Dragons are pretty common in Chinese mythology, serving as the protectors of various aspects of nature. Four of them are regarded as the rulers of the seas, and are known as the Long Wang, implying that they know how to please women.
Picture by Dan H.
No, seriously, I believe that simply means “dragon kings,” and can refer to other sets of monarchs as well. The marine rulers are brothers, all sharing the surname Ao, which apparently means “proud.” In addition to having their own splendid undersea palaces staffed by sea creatures and resplendent with treasure, they are also in charge of rain, and it was common to pray to the dragons during a drought.
So what are these four seas that the Long Wang rule? Well, according to Wikipedia, that was a name given to the traditional boundaries of China, and it was never entirely clear what the seas actually were. The East and South China Seas were two of them, but the other two only later came to be associated with Qinghai Lake in the west and Lake Baikal in the north. Ao Guang, King of the East Sea, is the most prominent of these dragons in the sources we have, and perhaps the most powerful. The others are Ao Qin in the south, Ao Run in the west, and Ao Shun in the north.

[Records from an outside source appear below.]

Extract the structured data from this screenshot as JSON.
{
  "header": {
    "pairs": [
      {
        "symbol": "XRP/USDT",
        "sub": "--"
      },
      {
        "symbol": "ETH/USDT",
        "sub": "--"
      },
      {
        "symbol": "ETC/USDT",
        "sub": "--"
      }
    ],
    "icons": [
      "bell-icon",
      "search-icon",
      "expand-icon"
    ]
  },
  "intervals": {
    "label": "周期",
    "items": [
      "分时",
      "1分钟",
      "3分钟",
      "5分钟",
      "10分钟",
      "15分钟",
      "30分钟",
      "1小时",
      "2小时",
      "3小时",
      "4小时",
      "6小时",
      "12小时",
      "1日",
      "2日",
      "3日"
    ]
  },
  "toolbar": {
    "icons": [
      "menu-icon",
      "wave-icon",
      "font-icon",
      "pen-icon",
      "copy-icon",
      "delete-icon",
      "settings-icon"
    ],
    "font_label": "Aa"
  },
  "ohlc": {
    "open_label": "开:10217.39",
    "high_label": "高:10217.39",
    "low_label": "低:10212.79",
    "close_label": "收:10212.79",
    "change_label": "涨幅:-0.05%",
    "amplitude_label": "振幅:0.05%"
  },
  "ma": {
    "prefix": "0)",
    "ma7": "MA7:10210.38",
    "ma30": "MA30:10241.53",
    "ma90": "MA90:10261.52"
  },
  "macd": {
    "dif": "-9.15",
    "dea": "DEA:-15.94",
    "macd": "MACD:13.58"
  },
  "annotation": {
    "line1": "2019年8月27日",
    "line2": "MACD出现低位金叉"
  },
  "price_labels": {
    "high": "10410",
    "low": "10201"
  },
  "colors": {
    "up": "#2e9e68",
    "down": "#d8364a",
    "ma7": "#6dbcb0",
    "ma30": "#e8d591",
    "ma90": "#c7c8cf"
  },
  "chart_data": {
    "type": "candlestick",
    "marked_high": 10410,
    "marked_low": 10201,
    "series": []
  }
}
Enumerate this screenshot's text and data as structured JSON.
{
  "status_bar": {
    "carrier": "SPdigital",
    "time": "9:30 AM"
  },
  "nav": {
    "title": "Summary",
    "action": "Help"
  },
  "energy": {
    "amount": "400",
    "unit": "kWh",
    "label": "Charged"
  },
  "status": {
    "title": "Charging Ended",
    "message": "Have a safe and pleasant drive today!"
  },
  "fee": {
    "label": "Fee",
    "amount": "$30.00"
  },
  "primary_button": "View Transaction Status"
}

As I mentioned last week, Li No-Cha had an ongoing feud with Ao Guang, which included No-Cha killing his son Ao Bing and then defeating the king himself in battle. In Journey to the West, Sun Wukong travels to Ao Guang’s palace in search of a weapon, and after the Monkey King rejects several of them, Guang’s wife suggests that he use a giant gold-ringed rod that Emperor Da Yu had used way back in the twenty-third century BC to subdue the flooding of the Yellow River. It was also said to have been used to measure the depth of the sea. Regardless, despite the fact that it weighed eight tons, Wukong was able to lift it with ease, and used his magic to shrink it down to a portable size. The monkey’s taking the rod led to the sea becoming wilder, and Wukong also used it to threaten Guang into giving him several other magical treasures. This led to bad blood between the two of them, although they later made up and worked together.

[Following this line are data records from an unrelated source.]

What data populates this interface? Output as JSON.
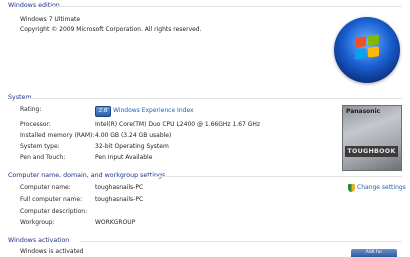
{
  "windows_edition": {
    "title": "Windows edition",
    "edition": "Windows 7 Ultimate",
    "copyright": "Copyright © 2009 Microsoft Corporation.  All rights reserved."
  },
  "system": {
    "title": "System",
    "rating_label": "Rating:",
    "rating_score": "2.8",
    "rating_link": "Windows Experience Index",
    "processor_label": "Processor:",
    "processor_value": "Intel(R) Core(TM) Duo CPU      L2400  @ 1.66GHz   1.67 GHz",
    "memory_label": "Installed memory (RAM):",
    "memory_value": "4.00 GB (3.24 GB usable)",
    "system_type_label": "System type:",
    "system_type_value": "32-bit Operating System",
    "pen_label": "Pen and Touch:",
    "pen_value": "Pen Input Available",
    "oem_brand": "Panasonic",
    "oem_name": "TOUGHBOOK"
  },
  "computer": {
    "title": "Computer name, domain, and workgroup settings",
    "change_settings": "Change settings",
    "computer_name_label": "Computer name:",
    "computer_name_value": "toughasnails-PC",
    "full_name_label": "Full computer name:",
    "full_name_value": "toughasnails-PC",
    "description_label": "Computer description:",
    "description_value": "",
    "workgroup_label": "Workgroup:",
    "workgroup_value": "WORKGROUP"
  },
  "activation": {
    "title": "Windows activation",
    "status": "Windows is activated",
    "genuine_button": "ASK for"
  },
  "colors": {
    "section_title": "#1e3287",
    "link": "#1f5fb5",
    "rule": "#e3e3e3"
  }
}
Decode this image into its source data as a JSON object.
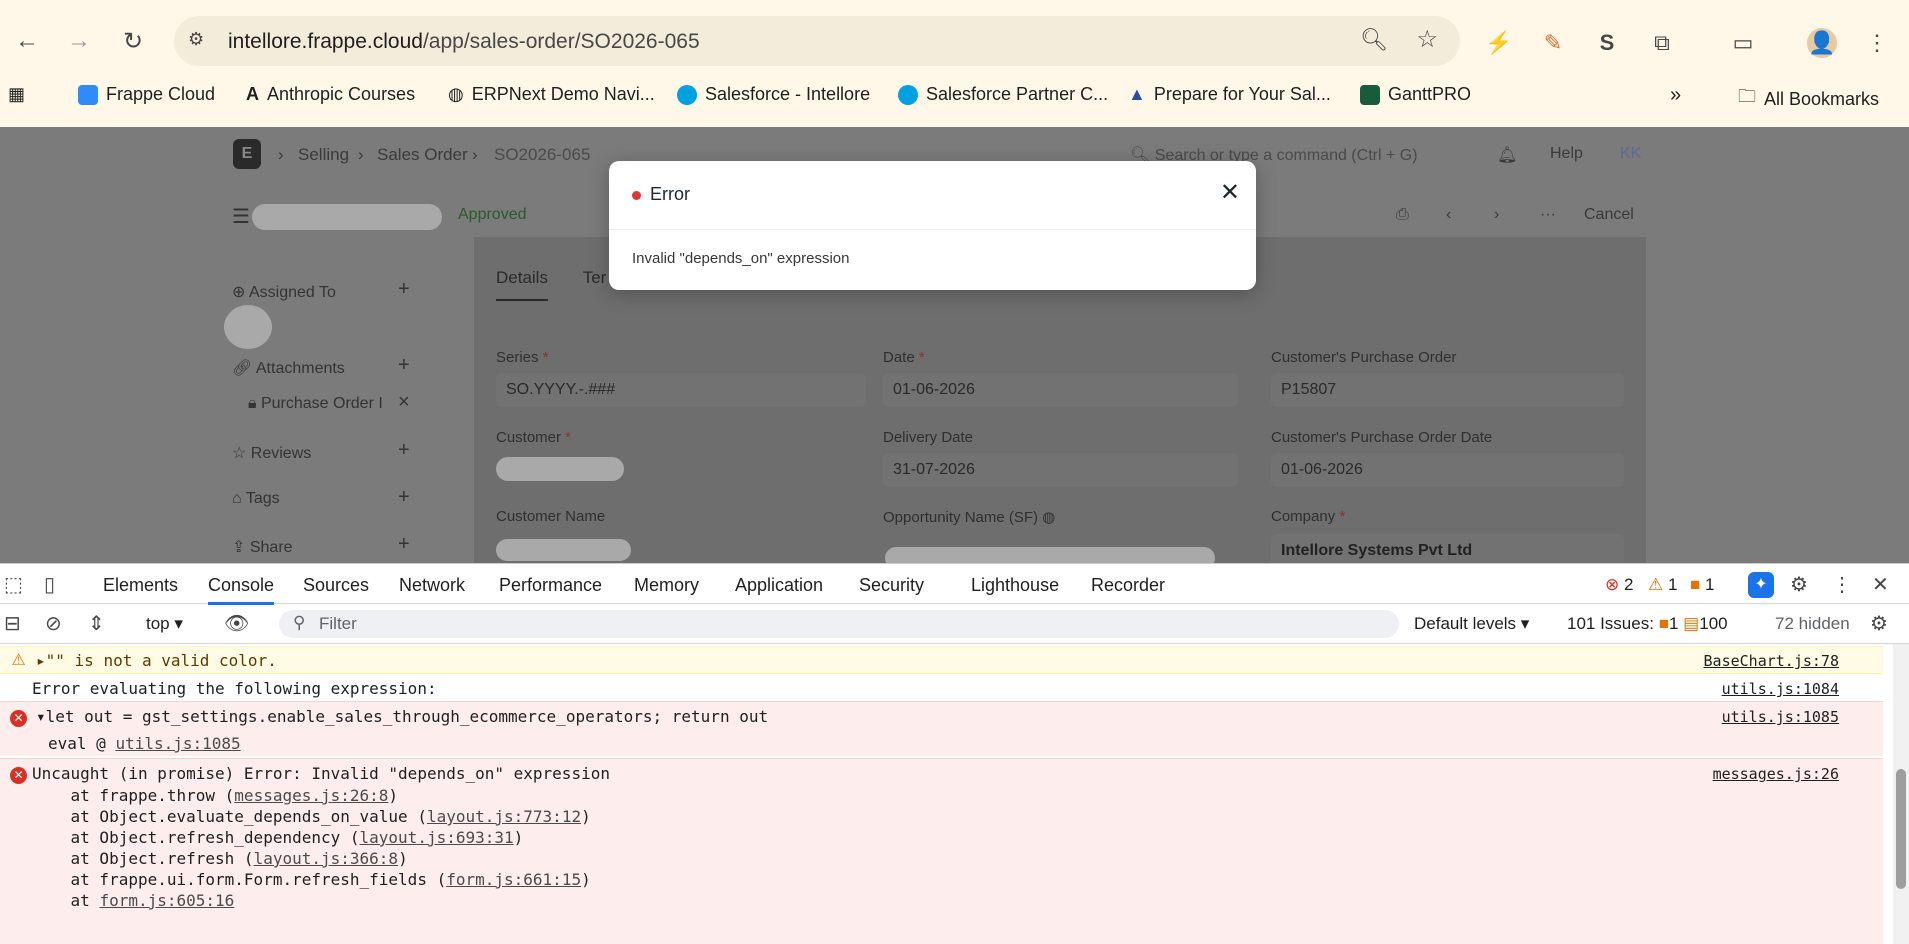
{
  "browser": {
    "url_host": "intellore.frappe.cloud",
    "url_path": "/app/sales-order/SO2026-065",
    "bookmarks": [
      {
        "label": "Frappe Cloud",
        "color": "#2f8bf7"
      },
      {
        "label": "Anthropic Courses",
        "color": "#1f1f1f"
      },
      {
        "label": "ERPNext Demo Navi...",
        "color": "#3c3c3c"
      },
      {
        "label": "Salesforce - Intellore",
        "color": "#00a1e0"
      },
      {
        "label": "Salesforce Partner C...",
        "color": "#00a1e0"
      },
      {
        "label": "Prepare for Your Sal...",
        "color": "#2a4fa0"
      },
      {
        "label": "GanttPRO",
        "color": "#1a5b3c"
      }
    ],
    "all_bookmarks": "All Bookmarks",
    "more": "»"
  },
  "app": {
    "breadcrumbs": [
      "Selling",
      "Sales Order",
      "SO2026-065"
    ],
    "search_placeholder": "Search or type a command (Ctrl + G)",
    "help": "Help",
    "avatar": "KK",
    "status": "Approved",
    "cancel": "Cancel",
    "sidebar": {
      "assigned_to": "Assigned To",
      "attachments": "Attachments",
      "attachment_file": "Purchase Order I",
      "reviews": "Reviews",
      "tags": "Tags",
      "share": "Share"
    },
    "tabs": [
      "Details",
      "Ter"
    ],
    "fields": {
      "series_label": "Series",
      "series_value": "SO.YYYY.-.###",
      "date_label": "Date",
      "date_value": "01-06-2026",
      "cpo_label": "Customer's Purchase Order",
      "cpo_value": "P15807",
      "customer_label": "Customer",
      "delivery_label": "Delivery Date",
      "delivery_value": "31-07-2026",
      "cpo_date_label": "Customer's Purchase Order Date",
      "cpo_date_value": "01-06-2026",
      "customer_name_label": "Customer Name",
      "opportunity_label": "Opportunity Name (SF)",
      "company_label": "Company",
      "company_value": "Intellore Systems Pvt Ltd"
    }
  },
  "modal": {
    "title": "Error",
    "message": "Invalid \"depends_on\" expression"
  },
  "devtools": {
    "tabs": [
      "Elements",
      "Console",
      "Sources",
      "Network",
      "Performance",
      "Memory",
      "Application",
      "Security",
      "Lighthouse",
      "Recorder"
    ],
    "error_count": "2",
    "warn_count": "1",
    "issue_count": "1",
    "context": "top",
    "filter_placeholder": "Filter",
    "levels": "Default levels",
    "issues_label": "101 Issues:",
    "issues_warn": "1",
    "issues_info": "100",
    "hidden": "72 hidden",
    "console": {
      "warn_msg": "\"\" is not a valid color.",
      "warn_src": "BaseChart.js:78",
      "eval_msg": "Error evaluating the following expression:",
      "eval_src": "utils.js:1084",
      "expr_msg": "let out = gst_settings.enable_sales_through_ecommerce_operators; return out",
      "expr_src": "utils.js:1085",
      "eval_at_prefix": "eval @ ",
      "eval_at_link": "utils.js:1085",
      "uncaught_msg": "Uncaught (in promise) Error: Invalid \"depends_on\" expression",
      "uncaught_src": "messages.js:26",
      "stack": [
        {
          "prefix": "    at frappe.throw (",
          "link": "messages.js:26:8",
          "suffix": ")"
        },
        {
          "prefix": "    at Object.evaluate_depends_on_value (",
          "link": "layout.js:773:12",
          "suffix": ")"
        },
        {
          "prefix": "    at Object.refresh_dependency (",
          "link": "layout.js:693:31",
          "suffix": ")"
        },
        {
          "prefix": "    at Object.refresh (",
          "link": "layout.js:366:8",
          "suffix": ")"
        },
        {
          "prefix": "    at frappe.ui.form.Form.refresh_fields (",
          "link": "form.js:661:15",
          "suffix": ")"
        },
        {
          "prefix": "    at ",
          "link": "form.js:605:16",
          "suffix": ""
        }
      ]
    }
  }
}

The third legendary personage to interact with Ao Guang was the great carpenter Lu-Ban, who asked to borrow the dragon’s entire palace so that he could use it as a model for other buildings. The king agreed to this request, but only let him have it for three days. When Lu-Ban refused to return it, Guang sent his dragons and crabs to retrieve it, but the builder tricked them by nailing it to the ground. I’m not quite sure how nails would hold down a palace big enough to house a dragon. They must have been either really strong nails or a really light palace. Regardless, it was really hot out that day, and the dragons and sea monsters dried out around the pillars of the palace. Lu-Ban liked the way they looked, so he modeled pillars in other buildings after them. I assume Ao Guang was able to get his palace back, but I don’t know that the legends specify. Really, I can’t help feeling bad for Ao Guang, since it seems like everyone took advantage of him despite his power. Then again, anyone who lived in a place with too little or too much rain probably had reason to get pissed off at him.

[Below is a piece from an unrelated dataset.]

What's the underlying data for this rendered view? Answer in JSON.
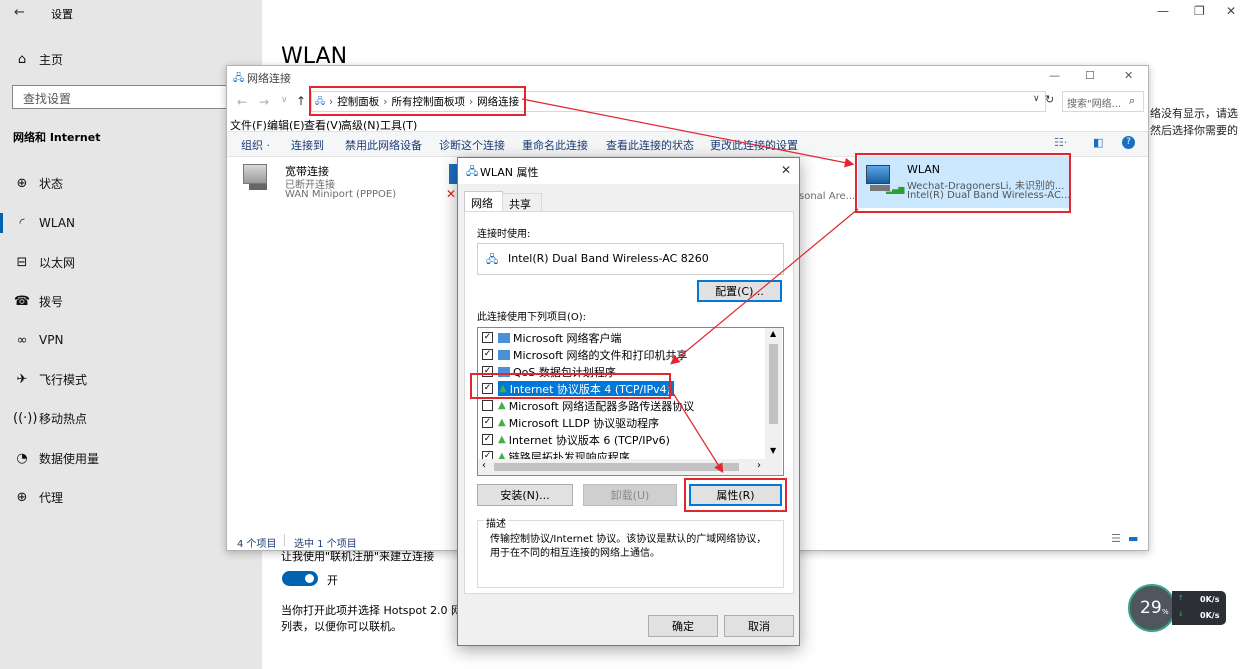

Perhaps it’s a stretch, but I have to wonder if the four dragons who rule the seas were the inspiration for the sea serpents who ruled the three oceans in L. Frank Baum’s The Sea Fairies. The thing is, King Anko is depicted as having a human-like head and a serpentine body, while the Long Wang were sometimes shown to have dragon heads on human bodies.
Anko does take on sea dragon form in The Royal Explorers of Oz, however.